Leading metallurgists gathered recently to discuss the latest work aimed at dramatically lowering the greenhouse emissions of aluminium production and improving the industry's competitiveness.
Professor Geoffrey Brooks, head of Swinburne's High Temperature Processing Group and leader of a cluster of Australasian universities working with CSIRO said that the metal industry had a responsibility to make its production processes more sustainable.
"Aluminium production forms an important part of Australia's manufacturing chain and also provides significant jobs and export wealth. However, its production is very energy intensive, about ten times that of steel," Professor Brooks said.
"As a result, it consumes a significant part of the nation's electricity. In Victoria, aluminium production at Portland and Port Henry, accounts for about 20 per cent of the state's electricity consumption."
He said the introduction of the carbon tax affects the competitiveness of the aluminium industry and was a further incentive to optimise aluminium processing.
"A 20 per cent cut in energy used for aluminium production is achievable through developments in materials science and computer control systems," Professor Brooks said.

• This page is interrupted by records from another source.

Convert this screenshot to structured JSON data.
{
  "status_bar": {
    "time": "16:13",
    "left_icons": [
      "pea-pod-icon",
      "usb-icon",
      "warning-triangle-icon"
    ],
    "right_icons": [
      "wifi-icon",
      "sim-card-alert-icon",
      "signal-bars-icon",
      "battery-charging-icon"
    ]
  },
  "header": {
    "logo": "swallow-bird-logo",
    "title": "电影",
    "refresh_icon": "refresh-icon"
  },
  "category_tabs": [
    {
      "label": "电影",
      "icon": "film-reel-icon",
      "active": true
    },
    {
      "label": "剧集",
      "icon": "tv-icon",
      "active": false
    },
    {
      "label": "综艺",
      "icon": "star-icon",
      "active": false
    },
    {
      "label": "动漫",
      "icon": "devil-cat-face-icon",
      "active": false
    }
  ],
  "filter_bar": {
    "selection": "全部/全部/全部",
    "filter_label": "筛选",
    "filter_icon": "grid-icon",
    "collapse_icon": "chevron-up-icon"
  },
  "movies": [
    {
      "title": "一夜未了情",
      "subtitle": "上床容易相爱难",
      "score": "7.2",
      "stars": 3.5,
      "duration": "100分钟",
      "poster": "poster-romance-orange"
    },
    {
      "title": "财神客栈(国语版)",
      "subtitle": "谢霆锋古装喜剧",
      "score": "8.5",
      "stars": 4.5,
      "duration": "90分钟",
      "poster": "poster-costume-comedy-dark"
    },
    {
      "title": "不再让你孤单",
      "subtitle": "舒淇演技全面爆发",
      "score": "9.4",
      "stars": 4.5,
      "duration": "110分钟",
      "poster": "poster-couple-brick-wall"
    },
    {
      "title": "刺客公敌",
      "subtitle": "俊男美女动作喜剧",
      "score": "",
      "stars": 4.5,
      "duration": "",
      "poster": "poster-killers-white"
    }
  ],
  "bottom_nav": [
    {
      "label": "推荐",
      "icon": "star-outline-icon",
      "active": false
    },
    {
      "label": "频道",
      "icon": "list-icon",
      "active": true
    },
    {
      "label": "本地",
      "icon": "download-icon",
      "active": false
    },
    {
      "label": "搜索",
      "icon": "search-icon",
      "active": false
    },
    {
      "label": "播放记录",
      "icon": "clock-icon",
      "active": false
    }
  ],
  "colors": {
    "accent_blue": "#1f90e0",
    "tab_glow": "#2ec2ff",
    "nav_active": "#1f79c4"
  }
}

"Improvements to the process for making aluminium would have a significant impact on the greenhouse gas output of the nation and help increase the sustainability of the industry."
There are several projects currently under way. Swinburne's Professor Yos Morsi is using high speed photography and new mathematical modelling techniques to tie down the physics of the movement of bubbles in the current aluminium production process, and the dramatic effect this has on how the electrolytic cells behave.
At the University of New South Wales, Associate Professor Jie Bao is linking advanced computer control systems to aluminium processing that will limit interruption. This work already has support from industry, as producers look to limit greenhouse emissions.
Professor Mark Taylor's group at the University of Auckland is developing a process based on chloride chemistry to replace the current electrolytic process.